KAPITEL I
Königin der Toten
Sorgfältig verborgen in den Tiefen des Waldes der Toten lebte eine Familie von Hexen. Ihr Anwesen aus schroffem grauem Gestein thronte auf dem höchsten Hügel und überblickte eine weitläufige Landschaft voll abgestorbener Bäume, deren morsche Äste sich wie verkrümmte, knochige Finger gen Himmel streckten.

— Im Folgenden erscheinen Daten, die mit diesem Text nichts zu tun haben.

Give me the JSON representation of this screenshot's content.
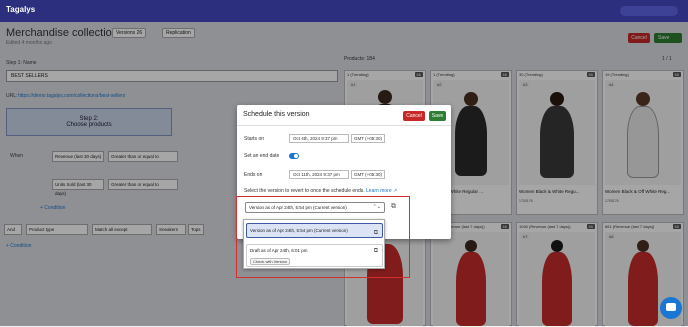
{
  "nav": {
    "logo": "Tagalys"
  },
  "header": {
    "title": "Merchandise collection",
    "subtitle": "Edited 4 months ago",
    "versions_label": "Versions",
    "versions_count": "26",
    "replication_label": "Replication",
    "cancel_label": "Cancel",
    "save_label": "Save"
  },
  "step1": {
    "label": "Step 1: Name",
    "name_value": "BEST SELLERS",
    "url_label": "URL:",
    "url_value": "https://demo.tagalys.com/collections/best-sellers"
  },
  "step2": {
    "title": "Step 2:",
    "subtitle": "Choose products"
  },
  "conditions": {
    "when": "When",
    "row1_field": "Revenue (last 30 days)",
    "row1_op": "Greater than or equal to",
    "row2_field": "Units Sold (last 30 days)",
    "row2_op": "Greater than or equal to",
    "add_condition": "+ Condition",
    "and": "And",
    "product_type": "Product type",
    "match_all": "Match all except",
    "sneakers": "Sneakers",
    "tops": "Tops",
    "add_condition2": "+ Condition"
  },
  "products": {
    "count_label": "Products: 184",
    "pager": "1 / 1",
    "cards": [
      {
        "head": "1 (Trending)",
        "badge": "66",
        "idx": "#1",
        "name": "",
        "stats": ""
      },
      {
        "head": "1 (Trending)",
        "badge": "66",
        "idx": "#2",
        "name": "Black & White Regular ...",
        "stats": "1700176"
      },
      {
        "head": "30 (Trending)",
        "badge": "66",
        "idx": "#3",
        "name": "Women Black & White Regu...",
        "stats": "1700176"
      },
      {
        "head": "19 (Trending)",
        "badge": "66",
        "idx": "#4",
        "name": "Women Black & Off White Reg...",
        "stats": "1700176"
      },
      {
        "head": "",
        "badge": "",
        "idx": "",
        "name": "",
        "stats": ""
      },
      {
        "head": "1045 (Revenue (last 7 days))",
        "badge": "66",
        "idx": "#6",
        "name": "",
        "stats": ""
      },
      {
        "head": "1040 (Revenue (last 7 days))",
        "badge": "66",
        "idx": "#7",
        "name": "",
        "stats": ""
      },
      {
        "head": "661 (Revenue (last 7 days))",
        "badge": "66",
        "idx": "#8",
        "name": "",
        "stats": ""
      }
    ]
  },
  "modal": {
    "title": "Schedule this version",
    "cancel_label": "Cancel",
    "save_label": "Save",
    "starts_on_label": "Starts on",
    "starts_on_value": "Oct 4th, 2024 9:37 pm",
    "starts_tz": "GMT (+05:30)",
    "end_date_label": "Set an end date",
    "ends_on_label": "Ends on",
    "ends_on_value": "Oct 11th, 2024 9:37 pm",
    "ends_tz": "GMT (+05:30)",
    "revert_question": "Select the version to revert to once the schedule ends.",
    "learn_more": "Learn more",
    "selected_version": "Version as of Apr 24th, 5:54 pm (Current version)"
  },
  "dropdown": {
    "option1": "Version as of Apr 24th, 5:54 pm (Current version)",
    "option2": "Draft as of Apr 24th, 6:01 pm",
    "check_with_version": "Check with Version"
  },
  "colors": {
    "nav": "#2b2f7e",
    "accent": "#1976d2",
    "cancel": "#c62828",
    "save": "#2e7d32",
    "highlight": "#d32f2f"
  }
}
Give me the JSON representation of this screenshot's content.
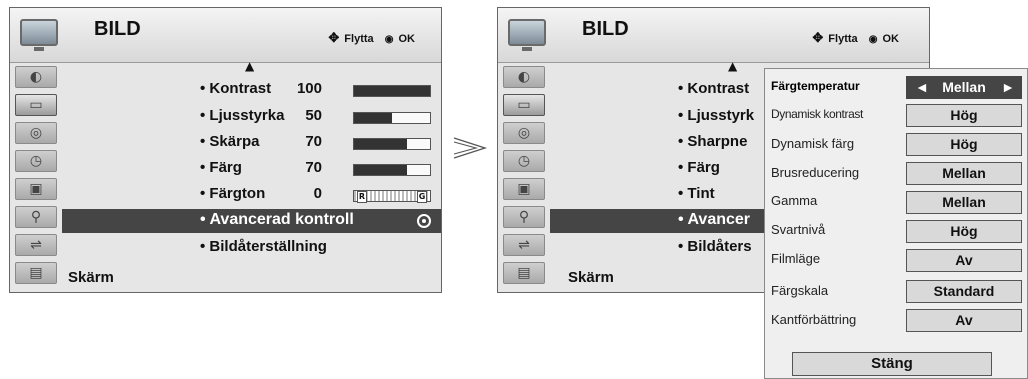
{
  "left_menu": {
    "title": "BILD",
    "hint_move": "Flytta",
    "hint_ok": "OK",
    "items": [
      {
        "label": "• Kontrast",
        "value": "100",
        "level": 1.0
      },
      {
        "label": "• Ljusstyrka",
        "value": "50",
        "level": 0.5
      },
      {
        "label": "• Skärpa",
        "value": "70",
        "level": 0.7
      },
      {
        "label": "• Färg",
        "value": "70",
        "level": 0.7
      },
      {
        "label": "• Färgton",
        "value": "0",
        "tint_left": "R",
        "tint_right": "G"
      }
    ],
    "selected": "• Avancerad kontroll",
    "reset": "• Bildåterställning",
    "footer": "Skärm"
  },
  "right_menu": {
    "title": "BILD",
    "hint_move": "Flytta",
    "hint_ok": "OK",
    "items": [
      "• Kontrast",
      "• Ljusstyrk",
      "• Sharpne",
      "• Färg",
      "• Tint"
    ],
    "selected": "• Avancer",
    "reset": "• Bildåters",
    "footer": "Skärm"
  },
  "popup": {
    "rows": [
      {
        "label": "Färgtemperatur",
        "value": "Mellan"
      },
      {
        "label": "Dynamisk kontrast",
        "value": "Hög"
      },
      {
        "label": "Dynamisk färg",
        "value": "Hög"
      },
      {
        "label": "Brusreducering",
        "value": "Mellan"
      },
      {
        "label": "Gamma",
        "value": "Mellan"
      },
      {
        "label": "Svartnivå",
        "value": "Hög"
      },
      {
        "label": "Filmläge",
        "value": "Av"
      },
      {
        "label": "Färgskala",
        "value": "Standard"
      },
      {
        "label": "Kantförbättring",
        "value": "Av"
      }
    ],
    "close": "Stäng",
    "arrow_left": "◄",
    "arrow_right": "►"
  },
  "icons": {
    "menu_icons": [
      "satellite-dish-icon",
      "picture-icon",
      "audio-icon",
      "clock-icon",
      "lock-icon",
      "input-icon",
      "usb-icon",
      "movie-icon"
    ],
    "accent_color": "#454545"
  }
}
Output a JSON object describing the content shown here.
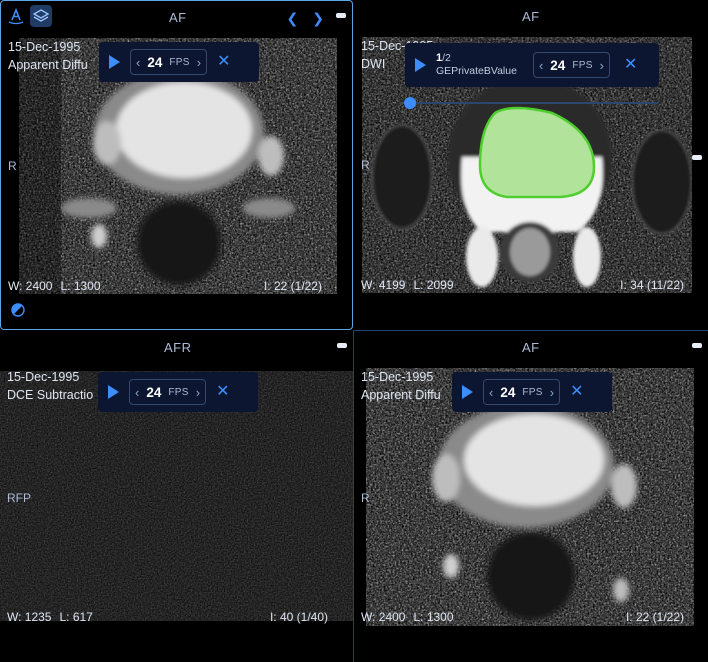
{
  "colors": {
    "accent": "#3d8dff",
    "active_border": "#5aa6e6",
    "segmentation": "#7ed36a"
  },
  "viewports": [
    {
      "orientation_top": "AF",
      "orientation_left": "R",
      "date": "15-Dec-1995",
      "series": "Apparent Diffu",
      "wl": {
        "w": "W: 2400",
        "l": "L: 1300"
      },
      "image_index": "I: 22 (1/22)",
      "fps": "24",
      "fps_unit": "FPS",
      "active": true,
      "icons": [
        "orientation-marker-icon",
        "layers-icon",
        "window-level-icon"
      ]
    },
    {
      "orientation_top": "AF",
      "orientation_left": "R",
      "date": "15-Dec-1995",
      "series": "DWI",
      "wl": {
        "w": "W: 4199",
        "l": "L: 2099"
      },
      "image_index": "I: 34 (11/22)",
      "fps": "24",
      "fps_unit": "FPS",
      "bvalue": {
        "current": "1",
        "total": "/2",
        "label": "GEPrivateBValue",
        "position": 0.0
      }
    },
    {
      "orientation_top": "AFR",
      "orientation_left": "RFP",
      "date": "15-Dec-1995",
      "series": "DCE Subtractio",
      "wl": {
        "w": "W: 1235",
        "l": "L: 617"
      },
      "image_index": "I: 40 (1/40)",
      "fps": "24",
      "fps_unit": "FPS"
    },
    {
      "orientation_top": "AF",
      "orientation_left": "R",
      "date": "15-Dec-1995",
      "series": "Apparent Diffu",
      "wl": {
        "w": "W: 2400",
        "l": "L: 1300"
      },
      "image_index": "I: 22 (1/22)",
      "fps": "24",
      "fps_unit": "FPS"
    }
  ],
  "glyphs": {
    "play": "▶",
    "prev": "‹",
    "next": "›",
    "close": "✕",
    "nav_prev": "❮",
    "nav_next": "❯"
  }
}
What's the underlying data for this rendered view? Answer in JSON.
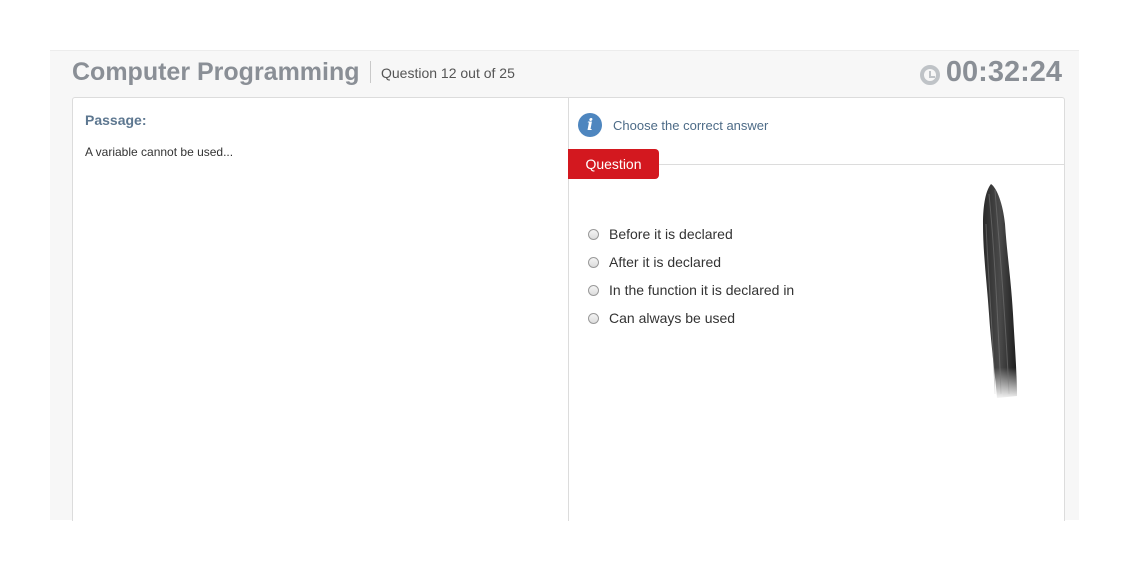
{
  "header": {
    "title": "Computer Programming",
    "question_count": "Question 12 out of 25",
    "timer": "00:32:24"
  },
  "passage": {
    "label": "Passage:",
    "text": "A variable cannot be used..."
  },
  "question_panel": {
    "instruction": "Choose the correct answer",
    "tab_label": "Question",
    "options": [
      "Before it is declared",
      "After it is declared",
      "In the function it is declared in",
      "Can always be used"
    ]
  },
  "icons": {
    "clock": "clock-icon",
    "info": "info-icon",
    "radio": "radio-button"
  }
}
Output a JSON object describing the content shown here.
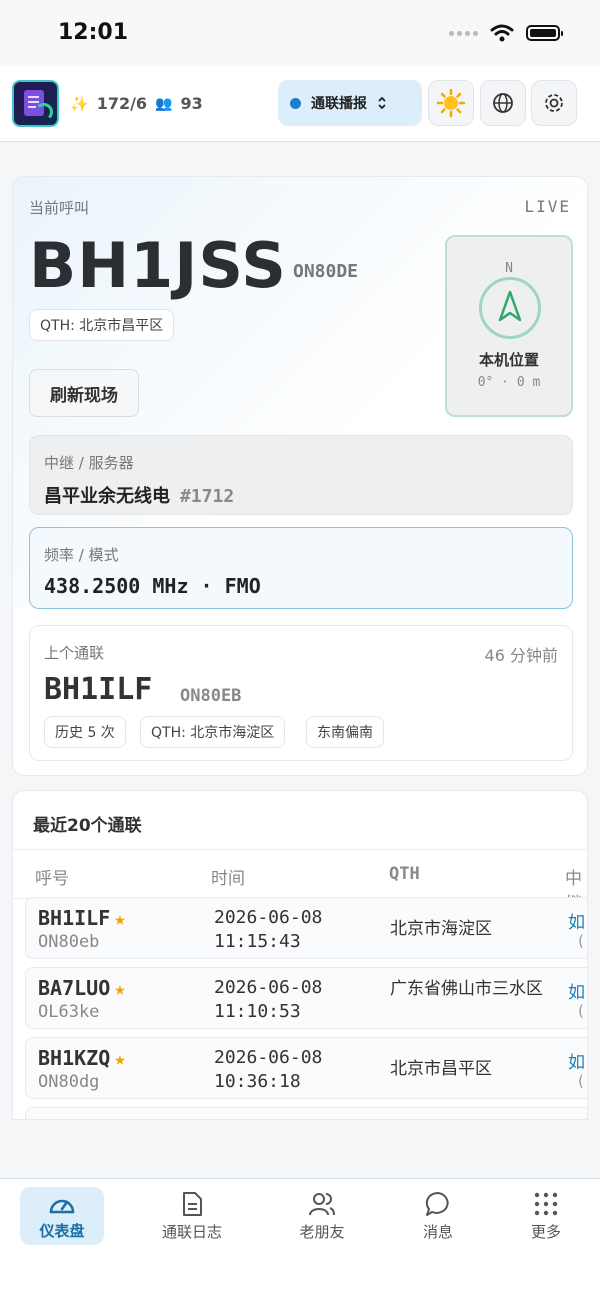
{
  "status_bar": {
    "time": "12:01"
  },
  "header": {
    "stats": {
      "primary": "172/6",
      "secondary": "93"
    },
    "mode_pill": {
      "label": "通联播报"
    }
  },
  "current": {
    "label": "当前呼叫",
    "live": "LIVE",
    "callsign": "BH1JSS",
    "grid": "ON80DE",
    "qth": "QTH: 北京市昌平区",
    "refresh_label": "刷新现场",
    "compass": {
      "north": "N",
      "title": "本机位置",
      "value": "0° · 0 m"
    },
    "repeater": {
      "label": "中继 / 服务器",
      "name": "昌平业余无线电",
      "number": "#1712"
    },
    "frequency": {
      "label": "频率 / 模式",
      "value": "438.2500 MHz · FMO"
    },
    "previous": {
      "label": "上个通联",
      "ago": "46 分钟前",
      "callsign": "BH1ILF",
      "grid": "ON80EB",
      "chips": [
        "历史 5 次",
        "QTH: 北京市海淀区",
        "东南偏南"
      ]
    }
  },
  "recent": {
    "title": "最近20个通联",
    "columns": [
      "呼号",
      "时间",
      "QTH",
      "中继"
    ],
    "rows": [
      {
        "callsign": "BH1ILF",
        "grid": "ON80eb",
        "date": "2026-06-08",
        "time": "11:15:43",
        "qth": "北京市海淀区",
        "repeater": "如",
        "repeater_sub": "("
      },
      {
        "callsign": "BA7LUO",
        "grid": "OL63ke",
        "date": "2026-06-08",
        "time": "11:10:53",
        "qth": "广东省佛山市三水区",
        "repeater": "如",
        "repeater_sub": "("
      },
      {
        "callsign": "BH1KZQ",
        "grid": "ON80dg",
        "date": "2026-06-08",
        "time": "10:36:18",
        "qth": "北京市昌平区",
        "repeater": "如",
        "repeater_sub": "("
      }
    ]
  },
  "bottom_nav": [
    {
      "label": "仪表盘",
      "icon": "dashboard-icon",
      "active": true
    },
    {
      "label": "通联日志",
      "icon": "log-icon",
      "active": false
    },
    {
      "label": "老朋友",
      "icon": "friends-icon",
      "active": false
    },
    {
      "label": "消息",
      "icon": "message-icon",
      "active": false
    },
    {
      "label": "更多",
      "icon": "more-icon",
      "active": false
    }
  ],
  "colors": {
    "accent": "#1a7fd1",
    "star": "#f2a400",
    "compass": "#2fa86a",
    "nav_active_bg": "#dceef9"
  }
}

Den Wald umschloss ein undurchdringliches Dickicht aus Rosenbüschen, an deren Zweigen noch immer winzige, wunderschön erhaltene Knospen hingen, obwohl die Büsche länger tot waren, als sich irgendeine lebendige Seele erinnern konnte. Dies war die Grenze zwischen der Welt der Lebenden und dem Wald der Toten, und die Hexen, die in diesem Wald lebten, überschritten sie nur selten, um jenen auf der anderen Seite zu schaden. Im Gegenzug verlangten sie von den Lebenden nur eine einzige Sache: ihre Toten.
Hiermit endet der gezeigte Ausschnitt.